Boston Red Sox players jog off the field after winning Game 2 of the World Series against the St. Louis Cardinals in Boston. AP

Do you know what no one talks about at World Series time? My baseball career, which is understandable, I suppose. The closest I came to being part of a long history of the game was when the nephew of the great Dizzy Dean hit me in the eye when he was a curveball ace of the SMU freshman team and I was a sore-armed catcher for the TCU club. That ended my hopeless quest to be a major-league ball player, but couldn't cool a love of the game that taught me more about life than any book I ever read.

But then these Red Sox showed up and made me wonder about one lesson the coaches always harped on: `Show up in a clean uniform and look sharp. It shows respect for the game, and besides, if you look like a ball player, the other team might think you're better than you really are.'

Tell that to this lovable group of Red Sox whack jobs with their mountain-man hair, white guys with cornrows and the mangiest collections of beards since the last parting of the Red Sea by Cecil B. DeMille. These guys wear the uniform like they're heading out to trick-or-treat. Are they trying to scare the other team?

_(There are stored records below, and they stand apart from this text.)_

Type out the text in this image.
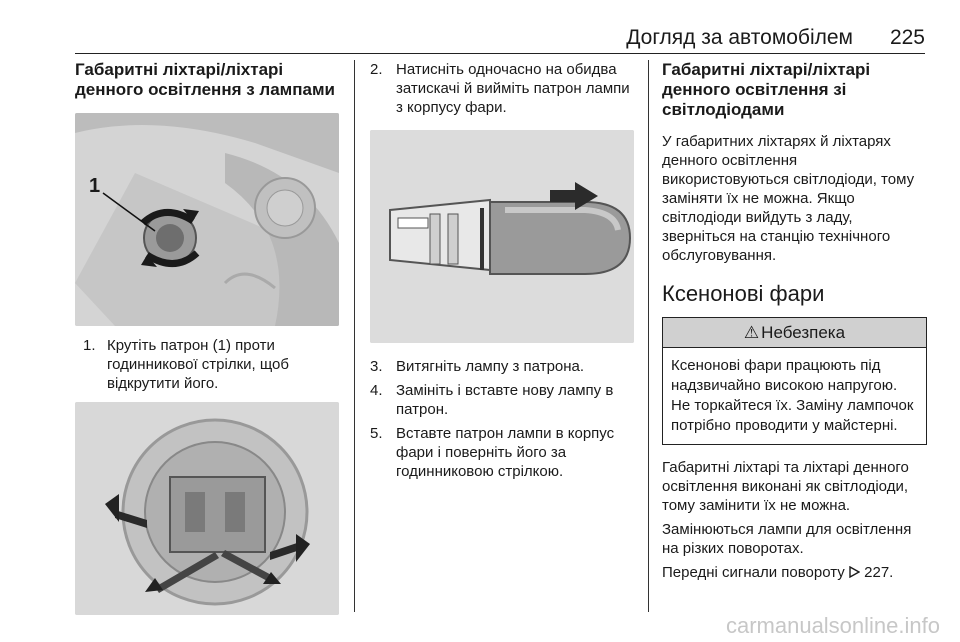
Догляд за автомобілем 225
Габаритні ліхтарі/ліхтарі денного освітлення з лампами
1
1. Крутіть патрон (1) проти годинникової стрілки, щоб відкрутити його.
2. Натисніть одночасно на обидва затискачі й вийміть патрон лампи з корпусу фари.
3. Витягніть лампу з патрона.
4. Замініть і вставте нову лампу в патрон.
5. Вставте патрон лампи в корпус фари і поверніть його за годинниковою стрілкою.
Габаритні ліхтарі/ліхтарі денного освітлення зі світлодіодами

У габаритних ліхтарях й ліхтарях денного освітлення використовуються світлодіоди, тому заміняти їх не можна. Якщо світлодіоди вийдуть з ладу, зверніться на станцію технічного обслуговування.

Ксенонові фари
⚠ Небезпека
Ксенонові фари працюють під надзвичайно високою напругою. Не торкайтеся їх. Заміну лампочок потрібно проводити у майстерні.

Габаритні ліхтарі та ліхтарі денного освітлення виконані як світлодіоди, тому замінити їх не можна.

Замінюються лампи для освітлення на різких поворотах.

Передні сигнали повороту  227.

carmanualsonline.info
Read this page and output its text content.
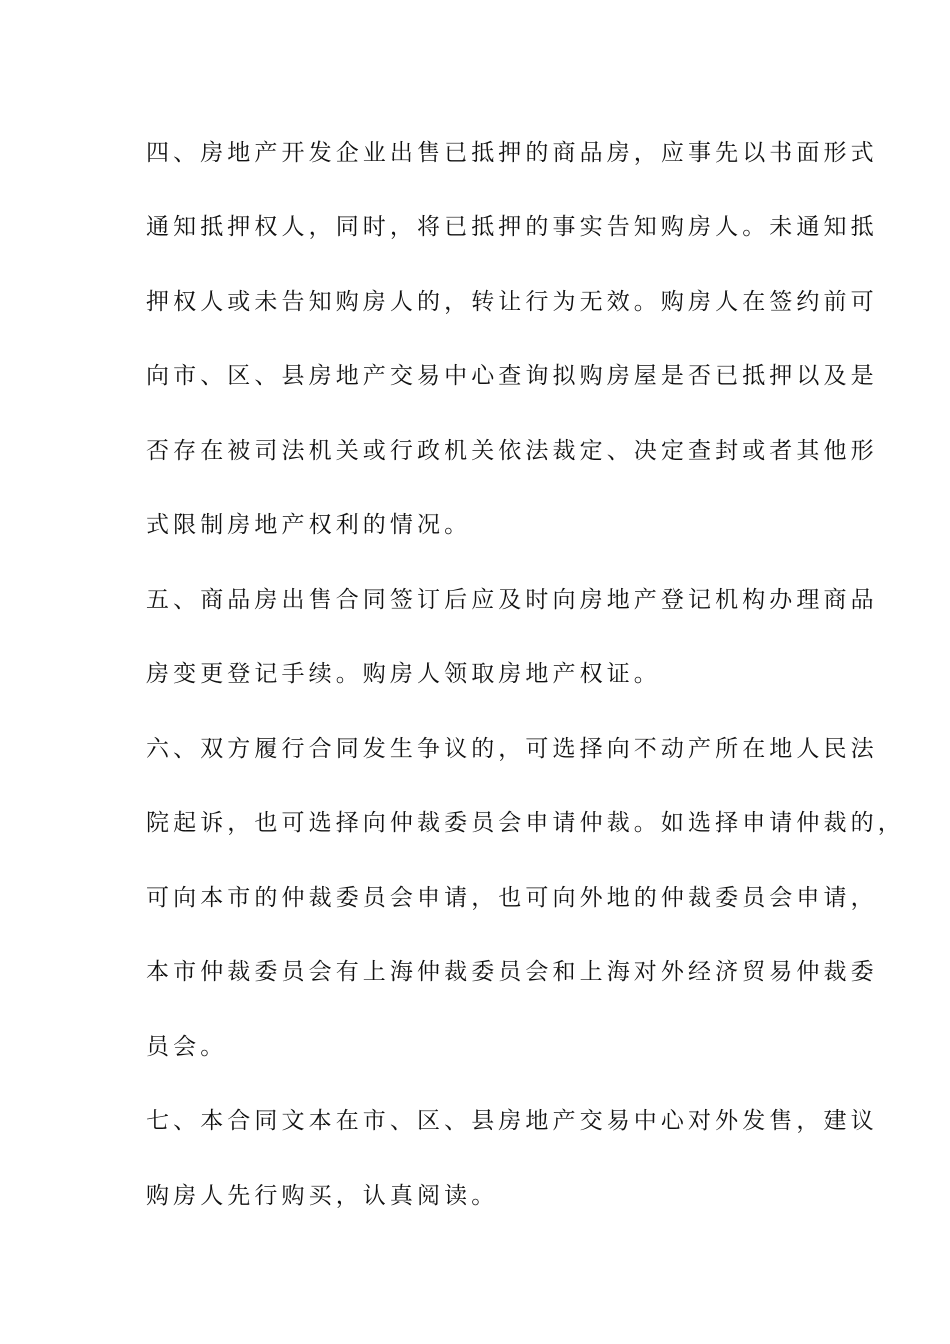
四、房地产开发企业出售已抵押的商品房，应事先以书面形式
通知抵押权人，同时，将已抵押的事实告知购房人。未通知抵
押权人或未告知购房人的，转让行为无效。购房人在签约前可
向市、区、县房地产交易中心查询拟购房屋是否已抵押以及是
否存在被司法机关或行政机关依法裁定、决定查封或者其他形
式限制房地产权利的情况。
五、商品房出售合同签订后应及时向房地产登记机构办理商品
房变更登记手续。购房人领取房地产权证。
六、双方履行合同发生争议的，可选择向不动产所在地人民法
院起诉，也可选择向仲裁委员会申请仲裁。如选择申请仲裁的，
可向本市的仲裁委员会申请，也可向外地的仲裁委员会申请，
本市仲裁委员会有上海仲裁委员会和上海对外经济贸易仲裁委
员会。
七、本合同文本在市、区、县房地产交易中心对外发售，建议
购房人先行购买，认真阅读。
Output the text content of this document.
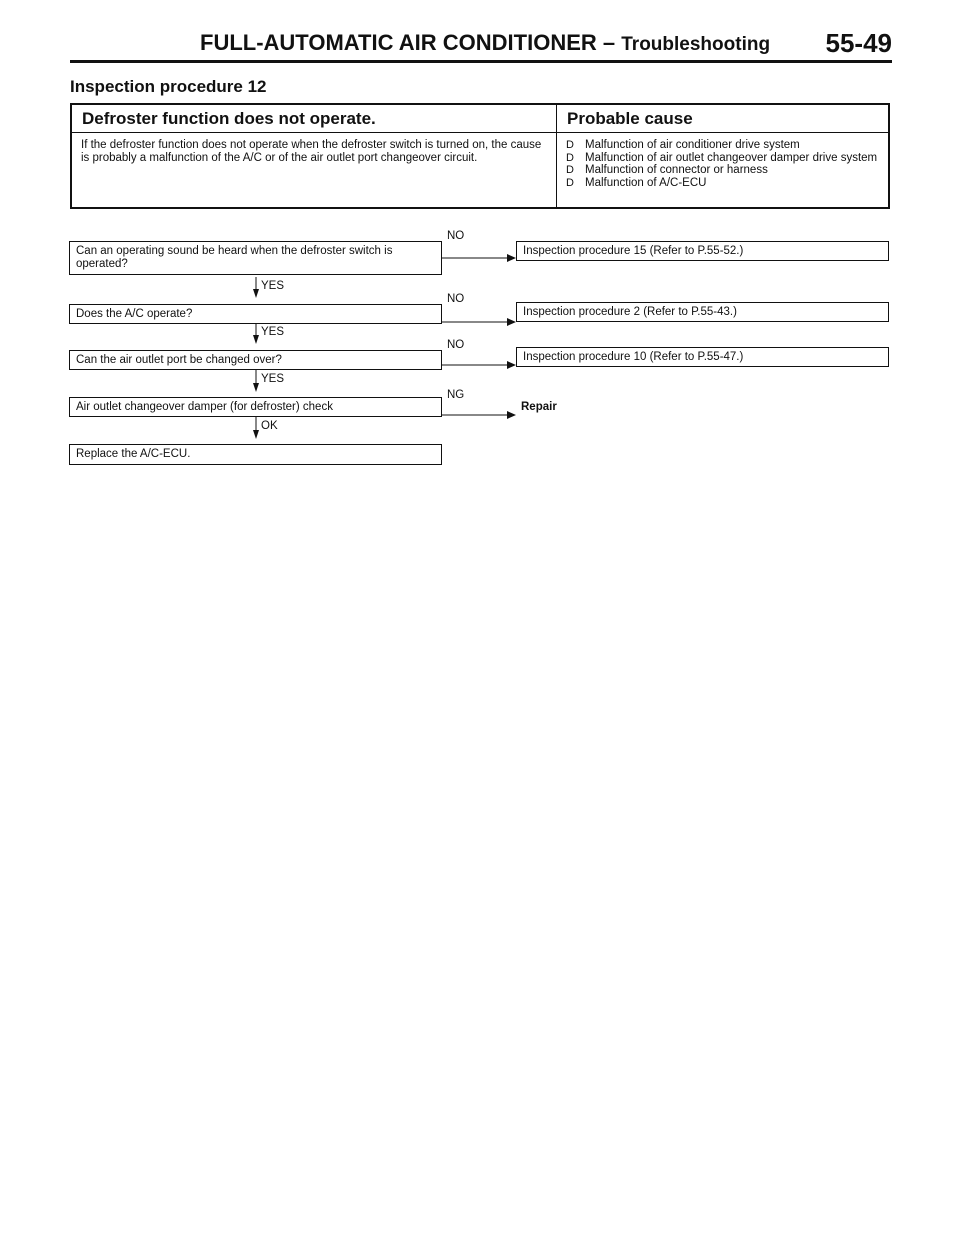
FULL-AUTOMATIC AIR CONDITIONER – Troubleshooting 55-49
Inspection procedure 12
Defroster function does not operate.
If the defroster function does not operate when the defroster switch is turned on, the cause is probably a malfunction of the A/C or of the air outlet port changeover circuit.
Probable cause
D Malfunction of air conditioner drive system
D Malfunction of air outlet changeover damper drive system
D Malfunction of connector or harness
D Malfunction of A/C-ECU
Can an operating sound be heard when the defroster switch is operated?
NO
Inspection procedure 15 (Refer to P.55-52.)
YES
Does the A/C operate?
NO
Inspection procedure 2 (Refer to P.55-43.)
YES
Can the air outlet port be changed over?
NO
Inspection procedure 10 (Refer to P.55-47.)
YES
Air outlet changeover damper (for defroster) check
NG
Repair
OK
Replace the A/C-ECU.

I keep thinking of the Red Sox, this wildly different group of individuals who've become a real team, when I look at our politicians who've been reduced to pablum-spouting look-alikes by media coaches, who've taught them to stay on message and at all costs avoid any spontaneity. I still like candidates who go to the barbershop, of course. It's good for the local economy. But wouldn't it be great if, just once in a while, candidates let it all hang out and had a little fun like the Red Sox do? It might be good politics; might even scare the other side. It's sure working for the Red Sox.